FDA hearings begin today on the possibility of expanding the list of approved uses for Avodart and Proscar, two drugs widely prescribed to shrink enlarged prostates. This treatment relieves annoying urinary symptoms in men with BPH — benign prostatic hypertrophy. Also today a new study was published in the Journal of the American Medical Association (JAMA) suggesting that less aggressive forms of treatment may be preferable for many patients with small and slow-growing (indolent) cancers.

Based on computer modeling of data from many older studies, the researchers argue that the quality-adjusted life expectancy of patients treated with what it calls “active surveillance,” which it defines as “a strategy of close monitoring of newly diagnosed patients,” was better than for subjects who underwent seed radiation or beam radiation therapy, or prostatectomy. ACSH President Dr. Elizabeth Whelan comments that this finding is “very important. So many men diagnosed with prostate cancer will just say, ‘Let’s get it out, even if the tumor is likely to be non-aggressive.' But this seems often not to be the best approach.”

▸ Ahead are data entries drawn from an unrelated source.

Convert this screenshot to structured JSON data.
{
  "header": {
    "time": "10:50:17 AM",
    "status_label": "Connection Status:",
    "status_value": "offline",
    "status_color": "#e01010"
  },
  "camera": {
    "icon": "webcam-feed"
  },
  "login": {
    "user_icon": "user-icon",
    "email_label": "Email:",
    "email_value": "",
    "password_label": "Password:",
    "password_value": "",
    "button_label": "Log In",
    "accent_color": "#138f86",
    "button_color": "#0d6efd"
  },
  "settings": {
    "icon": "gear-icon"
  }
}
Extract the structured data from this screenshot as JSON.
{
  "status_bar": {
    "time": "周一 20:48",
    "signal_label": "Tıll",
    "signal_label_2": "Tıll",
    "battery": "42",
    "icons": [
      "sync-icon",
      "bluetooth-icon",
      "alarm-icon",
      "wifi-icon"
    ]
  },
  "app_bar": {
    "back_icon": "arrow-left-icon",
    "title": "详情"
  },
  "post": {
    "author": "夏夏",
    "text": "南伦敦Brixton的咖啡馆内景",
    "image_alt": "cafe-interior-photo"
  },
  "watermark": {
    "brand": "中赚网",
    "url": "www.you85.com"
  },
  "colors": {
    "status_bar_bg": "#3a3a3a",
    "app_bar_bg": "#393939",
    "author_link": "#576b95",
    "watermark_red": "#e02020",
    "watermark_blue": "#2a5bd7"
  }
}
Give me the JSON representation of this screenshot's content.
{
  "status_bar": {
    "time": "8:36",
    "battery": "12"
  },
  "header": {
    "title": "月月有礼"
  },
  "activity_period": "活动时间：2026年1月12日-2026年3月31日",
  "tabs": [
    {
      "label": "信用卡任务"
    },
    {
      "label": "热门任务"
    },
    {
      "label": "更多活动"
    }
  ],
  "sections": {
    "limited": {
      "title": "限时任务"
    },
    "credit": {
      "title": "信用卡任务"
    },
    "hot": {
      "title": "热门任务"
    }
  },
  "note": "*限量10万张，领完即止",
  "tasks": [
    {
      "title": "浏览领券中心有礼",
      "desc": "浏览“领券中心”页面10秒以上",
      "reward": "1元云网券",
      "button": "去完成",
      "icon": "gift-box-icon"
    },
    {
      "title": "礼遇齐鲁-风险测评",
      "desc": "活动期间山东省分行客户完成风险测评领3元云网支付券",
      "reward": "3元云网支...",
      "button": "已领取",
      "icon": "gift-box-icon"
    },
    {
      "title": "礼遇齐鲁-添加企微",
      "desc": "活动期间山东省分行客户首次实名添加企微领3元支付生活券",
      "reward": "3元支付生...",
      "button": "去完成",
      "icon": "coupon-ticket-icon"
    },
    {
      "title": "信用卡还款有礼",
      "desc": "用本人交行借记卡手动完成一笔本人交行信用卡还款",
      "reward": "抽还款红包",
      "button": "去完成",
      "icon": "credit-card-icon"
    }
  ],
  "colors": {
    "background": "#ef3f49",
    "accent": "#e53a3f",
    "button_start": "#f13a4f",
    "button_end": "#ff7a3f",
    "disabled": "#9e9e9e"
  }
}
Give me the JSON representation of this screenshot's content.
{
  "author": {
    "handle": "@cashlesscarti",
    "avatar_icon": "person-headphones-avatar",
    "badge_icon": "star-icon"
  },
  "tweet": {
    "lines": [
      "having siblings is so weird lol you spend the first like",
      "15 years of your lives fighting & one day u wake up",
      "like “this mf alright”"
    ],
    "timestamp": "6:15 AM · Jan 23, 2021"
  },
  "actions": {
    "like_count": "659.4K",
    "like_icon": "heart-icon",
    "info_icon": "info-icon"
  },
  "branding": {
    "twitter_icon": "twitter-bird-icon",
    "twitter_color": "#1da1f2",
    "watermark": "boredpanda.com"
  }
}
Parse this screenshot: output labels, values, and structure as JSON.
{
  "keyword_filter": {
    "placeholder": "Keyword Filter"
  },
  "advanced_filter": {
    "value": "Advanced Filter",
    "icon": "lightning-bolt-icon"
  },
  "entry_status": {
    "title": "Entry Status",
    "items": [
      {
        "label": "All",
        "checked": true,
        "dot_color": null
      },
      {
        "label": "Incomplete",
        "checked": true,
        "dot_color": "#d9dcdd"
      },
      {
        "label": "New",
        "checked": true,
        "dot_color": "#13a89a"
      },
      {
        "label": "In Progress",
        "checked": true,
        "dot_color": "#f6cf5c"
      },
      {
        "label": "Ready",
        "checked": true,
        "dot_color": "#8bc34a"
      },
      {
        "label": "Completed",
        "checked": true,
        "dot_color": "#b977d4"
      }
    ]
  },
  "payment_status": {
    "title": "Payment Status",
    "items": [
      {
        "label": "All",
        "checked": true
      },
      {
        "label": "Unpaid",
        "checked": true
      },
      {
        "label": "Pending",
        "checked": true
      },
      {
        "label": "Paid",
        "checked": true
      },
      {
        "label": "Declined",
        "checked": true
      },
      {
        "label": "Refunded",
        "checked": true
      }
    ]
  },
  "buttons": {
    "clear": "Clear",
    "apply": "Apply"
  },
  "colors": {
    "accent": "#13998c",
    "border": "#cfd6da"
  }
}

ACSH’s Dr. Gilbert Ross concurs, observing that “although prostate cancer is among the most common causes of cancer death in men in the country, that does not mean that all prostate cancers are best treated with complete removal. What is also so necessary is educating patients with indolent prostate cancer that they don’t necessarily have to undergo radiation or a prostatectomy.” Dr. Ross points out that these treatments are “associated with an increased risk of incontinence and impotence.”

With respect to the use of Proscar or Avodart as a prophylactic drug intended to diminish the risk of developing prostate cancer, Dr. Ross cautions that because these reduce PSA readings, such chemoprevention may also reduce a doctor’s ability to detect disease onset, and “the benefit of the drug might be more apparent than real.”